On Monday, President Trump signed a Congressional Review Act (CRA) resolution of disapproval repealing the broadband privacy rules that were adopted by the FCC last October. The CRA resolution was previously adopted by House members on March 28 by a 215-205 margin. A week before the House vote, an identical resolution passed the Senate along partisan lines by a vote of 50-48. In addition to invalidating FCC rules that required Internet service providers (ISPs) to obtain opt-in consent from consumers before collecting and sharing certain types of “sensitive” data, the new law also bars the FCC from adopting similar rules in the future that govern ISP collection and disclosure of consumer personal information.
Two days later, Senator Bernie Sanders (I-VT) joined seven Senate Democrats in urging the nation’s top providers of fixed and wireless broadband network services to comply voluntarily with the FCC’s now-defunct broadband privacy framework writing to the CEOs of seven major broadband network ISPs that include AT&T, CenturyLink, Inc., and Sprint Corporation, the senators requested the companies’ commitment to providing their subscribers “with the same level of privacy and security protections as stipulated in the FCC’s broadband privacy order.” Voicing their belief “that broadband providers should follow strong privacy and security rules that give consumers control over how their information is shared,” the senators asked the CEOs to provide information on “how your company plans to protect the privacy of the millions of Americans who rely on your services to connect to the Internet.”
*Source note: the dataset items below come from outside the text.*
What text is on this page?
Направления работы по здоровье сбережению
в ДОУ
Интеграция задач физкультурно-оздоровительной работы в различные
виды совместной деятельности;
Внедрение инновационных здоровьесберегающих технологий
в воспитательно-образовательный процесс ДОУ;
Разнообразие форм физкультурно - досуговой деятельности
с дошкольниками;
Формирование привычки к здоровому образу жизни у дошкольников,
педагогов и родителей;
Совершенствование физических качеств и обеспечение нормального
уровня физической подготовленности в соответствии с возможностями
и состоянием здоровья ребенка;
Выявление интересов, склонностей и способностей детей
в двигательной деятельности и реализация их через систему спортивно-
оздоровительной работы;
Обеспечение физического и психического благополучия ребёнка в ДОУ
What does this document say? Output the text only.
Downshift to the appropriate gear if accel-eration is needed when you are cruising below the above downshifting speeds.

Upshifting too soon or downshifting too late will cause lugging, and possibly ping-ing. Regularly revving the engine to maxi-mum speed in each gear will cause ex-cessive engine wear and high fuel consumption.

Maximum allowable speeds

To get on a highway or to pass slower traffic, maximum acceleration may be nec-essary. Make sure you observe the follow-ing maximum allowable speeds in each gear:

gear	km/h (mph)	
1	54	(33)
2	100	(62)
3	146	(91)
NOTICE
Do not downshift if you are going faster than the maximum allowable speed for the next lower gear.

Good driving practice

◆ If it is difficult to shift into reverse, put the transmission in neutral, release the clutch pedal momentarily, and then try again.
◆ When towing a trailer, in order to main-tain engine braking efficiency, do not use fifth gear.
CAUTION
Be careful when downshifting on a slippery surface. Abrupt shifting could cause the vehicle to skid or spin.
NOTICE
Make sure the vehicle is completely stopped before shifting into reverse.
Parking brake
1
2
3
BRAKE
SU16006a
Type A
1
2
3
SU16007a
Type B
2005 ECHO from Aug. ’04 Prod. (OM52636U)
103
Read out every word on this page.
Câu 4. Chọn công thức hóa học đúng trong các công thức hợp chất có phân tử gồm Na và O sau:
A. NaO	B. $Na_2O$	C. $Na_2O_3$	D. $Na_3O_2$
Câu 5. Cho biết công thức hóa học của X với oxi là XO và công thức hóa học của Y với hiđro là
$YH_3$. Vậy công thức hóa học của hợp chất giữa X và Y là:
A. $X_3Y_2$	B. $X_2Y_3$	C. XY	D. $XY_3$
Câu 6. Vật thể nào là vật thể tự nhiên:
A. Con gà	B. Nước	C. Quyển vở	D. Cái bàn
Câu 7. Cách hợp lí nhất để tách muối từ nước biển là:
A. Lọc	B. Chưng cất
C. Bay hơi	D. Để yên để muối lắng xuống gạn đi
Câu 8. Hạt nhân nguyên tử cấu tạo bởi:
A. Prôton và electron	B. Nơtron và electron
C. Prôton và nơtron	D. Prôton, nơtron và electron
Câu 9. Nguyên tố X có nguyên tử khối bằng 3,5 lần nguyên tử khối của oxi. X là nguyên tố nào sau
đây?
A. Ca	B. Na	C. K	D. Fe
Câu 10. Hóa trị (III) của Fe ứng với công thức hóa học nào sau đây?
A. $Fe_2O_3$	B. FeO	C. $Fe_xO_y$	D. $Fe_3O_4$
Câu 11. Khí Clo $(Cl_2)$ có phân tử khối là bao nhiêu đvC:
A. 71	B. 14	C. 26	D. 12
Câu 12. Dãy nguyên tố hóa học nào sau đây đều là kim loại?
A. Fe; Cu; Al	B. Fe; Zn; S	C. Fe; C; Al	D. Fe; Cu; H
Meanwhile, some industry officials joined FCC Chairman Ajit Pai in welcoming the new law. As U.S. Telecom Association President Jonathan Spatler praised Trump’s decision “to hit the reset button by stopping rules that would have created a confusing and conflicting privacy framework,” American Cable Association (ACA) President Matthew Polka promised that ACA’s members “will continue to protect their customers’ private data while the leaders of the [FCC] and the Federal Trade Commission work to establish a less burdensome privacy framework.” Confirming that the FCC “will be working with the Federal Trade Commission to restore the FTC’s authority to policy Internet service providers’ privacy practices,” Pai told reporters: “we need to put America’s most experienced and expert privacy cop back on the beat.”